INHOFE: DEFENSE PORTION OF OBAMA BUDGET INSUFFICIENT

WASHINGTON, D.C. – U.S. Sen. Jim Inhofe (R-Okla.), a senior member of the Senate Armed Services Committee (SASC), today reacted to the defense portion of President Obama’s budget for fiscal year 2011 (FY11). 

 “Defending America is the number one constitutionally-mandated function of government,” Inhofe said.  “While there are good programs included in the President’s budget, the core defense budget will fall from 3.6 percent of GDP in FY11 to 3.2 percent of GDP by FY15.  That’s not doing enough to protect this nation.  When the cost of simply operating and sustaining our military outpaces inflation on average by 3 percent each year, these levels of funding do not allow us to properly take care of our men and women in uniform, fully fund operations overseas, modernize our aging military fleets, and properly sustain our old equipment.”

Defense Secretary Robert Gates testified at a SASC hearing today on the budget.  During the hearing, Inhofe sought answers from Gates on the issues of missile defense plan timing and capabilities, funds to modernize the Army’s ground combat vehicles, and the transfer of civilian-to-civilian (1207) security and stabilization funds from the oversight of the Defense Department to the State Department.

VETERAN FUNDING

As a result of Inhofe Amendment 742 to the 2009 Congressional Budget that allows advance appropriations to the Veteran Affairs Department for the Medical Services, Medical Administration, Medical Facilities, and Medical and Prosthetic Research accounts of the Veterans Health Administration, the Obama budget includes $50.6 billion in advance appropriations for VA Medical Care.

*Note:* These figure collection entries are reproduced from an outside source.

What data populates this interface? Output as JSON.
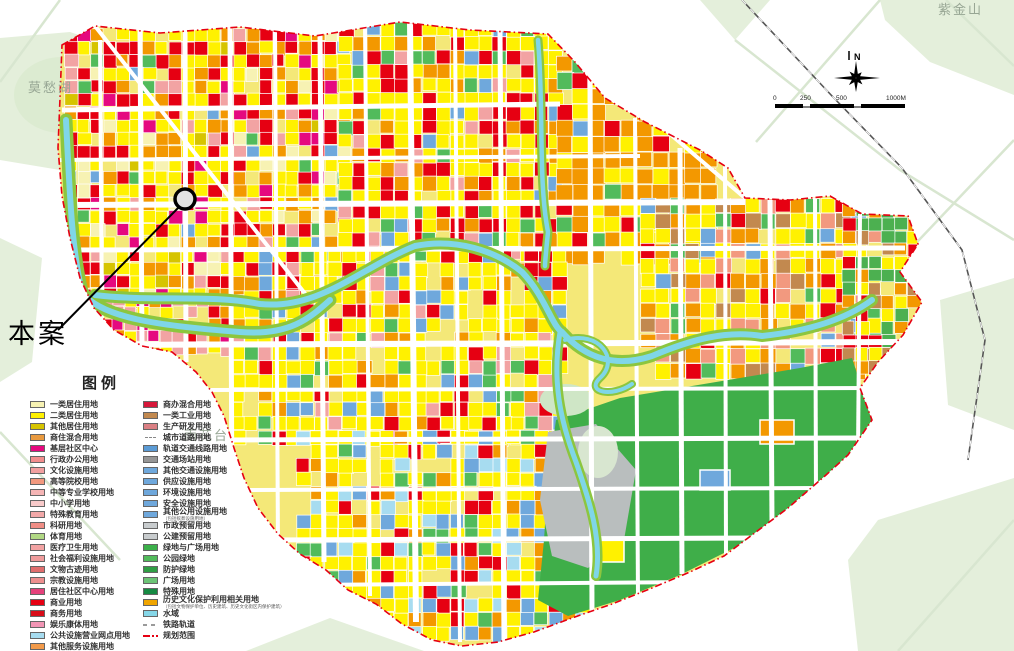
{
  "labels": {
    "site": "本案",
    "mochou_lake": "莫愁湖",
    "yuhuatai": "雨花台",
    "zijinshan": "紫金山",
    "north": "N"
  },
  "scalebar": {
    "ticks": [
      "0",
      "250",
      "500",
      "1000M"
    ]
  },
  "colors": {
    "planning_boundary": "#e60012",
    "water": "#7fd6e8",
    "road": "#ffffff",
    "residential_yellow": "#fff100",
    "commercial_red": "#e60012",
    "mixed_orange": "#f39800",
    "green_space": "#3fae49",
    "park_outside": "#e4efdb"
  },
  "legend": {
    "title": "图例",
    "left": [
      {
        "label": "一类居住用地",
        "color": "#f7f2b3"
      },
      {
        "label": "二类居住用地",
        "color": "#fff100"
      },
      {
        "label": "其他居住用地",
        "color": "#d6c400"
      },
      {
        "label": "商住混合用地",
        "color": "#e99a3f"
      },
      {
        "label": "基层社区中心",
        "color": "#e5097f"
      },
      {
        "label": "行政办公用地",
        "color": "#f28e8e"
      },
      {
        "label": "文化设施用地",
        "color": "#f2a0a0"
      },
      {
        "label": "高等院校用地",
        "color": "#f2997f"
      },
      {
        "label": "中等专业学校用地",
        "color": "#f5b5b5"
      },
      {
        "label": "中小学用地",
        "color": "#f8caca"
      },
      {
        "label": "特殊教育用地",
        "color": "#f2a8a8"
      },
      {
        "label": "科研用地",
        "color": "#f08e86"
      },
      {
        "label": "体育用地",
        "color": "#b1d884"
      },
      {
        "label": "医疗卫生用地",
        "color": "#f2a3a3"
      },
      {
        "label": "社会福利设施用地",
        "color": "#ef9c9c"
      },
      {
        "label": "文物古迹用地",
        "color": "#e06e6e"
      },
      {
        "label": "宗教设施用地",
        "color": "#ed8f8f"
      },
      {
        "label": "居住社区中心用地",
        "color": "#e4417b"
      },
      {
        "label": "商业用地",
        "color": "#e60012"
      },
      {
        "label": "商务用地",
        "color": "#d80c18"
      },
      {
        "label": "娱乐康体用地",
        "color": "#f295b5"
      },
      {
        "label": "公共设施营业网点用地",
        "color": "#a7dcf0"
      },
      {
        "label": "其他服务设施用地",
        "color": "#f39b4b"
      }
    ],
    "right": [
      {
        "label": "商办混合用地",
        "color": "#d6173a"
      },
      {
        "label": "一类工业用地",
        "color": "#c2894f"
      },
      {
        "label": "生产研发用地",
        "color": "#db8084"
      },
      {
        "label": "城市道路用地",
        "type": "road"
      },
      {
        "label": "轨道交通线路用地",
        "color": "#5b9bd5"
      },
      {
        "label": "交通场站用地",
        "color": "#969696"
      },
      {
        "label": "其他交通设施用地",
        "color": "#6fa8dc"
      },
      {
        "label": "供应设施用地",
        "color": "#6fa8dc"
      },
      {
        "label": "环境设施用地",
        "color": "#6fa8dc"
      },
      {
        "label": "安全设施用地",
        "color": "#6fa8dc"
      },
      {
        "label": "其他公用设施用地",
        "color": "#6fa8dc",
        "sub": "（包括殡葬设施用地）"
      },
      {
        "label": "市政预留用地",
        "color": "#c8ccce"
      },
      {
        "label": "公建预留用地",
        "color": "#c8ccce"
      },
      {
        "label": "绿地与广场用地",
        "color": "#3cb04a"
      },
      {
        "label": "公园绿地",
        "color": "#52bb5b"
      },
      {
        "label": "防护绿地",
        "color": "#2f9e44"
      },
      {
        "label": "广场用地",
        "color": "#6cc476"
      },
      {
        "label": "特殊用地",
        "color": "#168a43"
      },
      {
        "label": "历史文化保护利用相关用地",
        "color": "#f0a500",
        "sub": "（包括文物保护单位、历史建筑、历史文化街区内保护建筑）"
      },
      {
        "label": "水域",
        "color": "#86d7e8"
      },
      {
        "label": "铁路轨道",
        "type": "rail"
      },
      {
        "label": "规划范围",
        "type": "boundary"
      }
    ]
  }
}
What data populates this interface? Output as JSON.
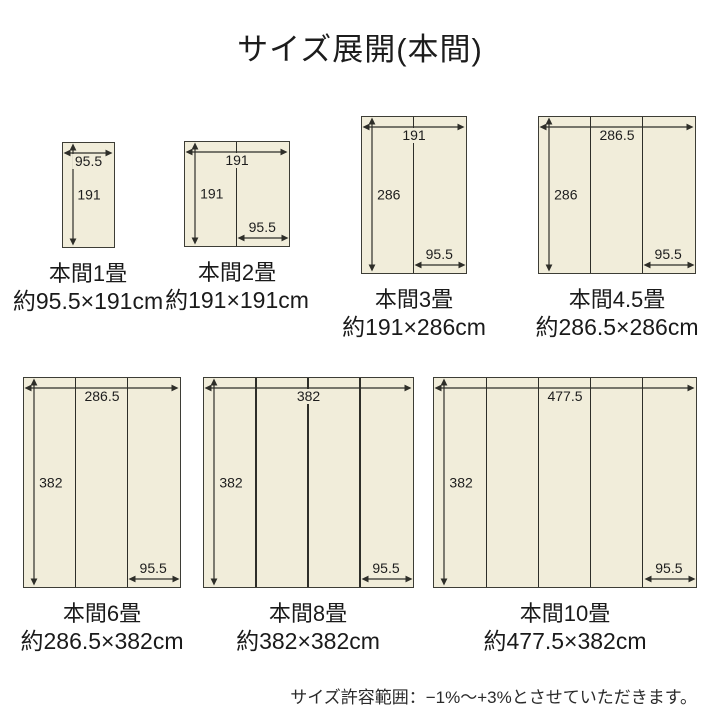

Advanced appropriations are not additional funds, but rather the availability to use funding in the next fiscal year for the continuity of programs regardless of when the VA appropriations bill is passed.  

In 19 of the last 22 years, Congress has been unsuccessful in passing annual funding for veterans health care on time.  Inhofe’s amendment provides a solution through advance appropriations for veterans’ health care to ensuring a timely and predictable funding flow from fiscal year to fiscal year resulting in better medical care for our men and women in uniform. 

Inhofe also pointed other good items for veterans included in the budget including an increase VA funds by 10 percent over the FY10 enacted budget levels, and funds that will provide assistance for 500,000 previously ineligible veterans.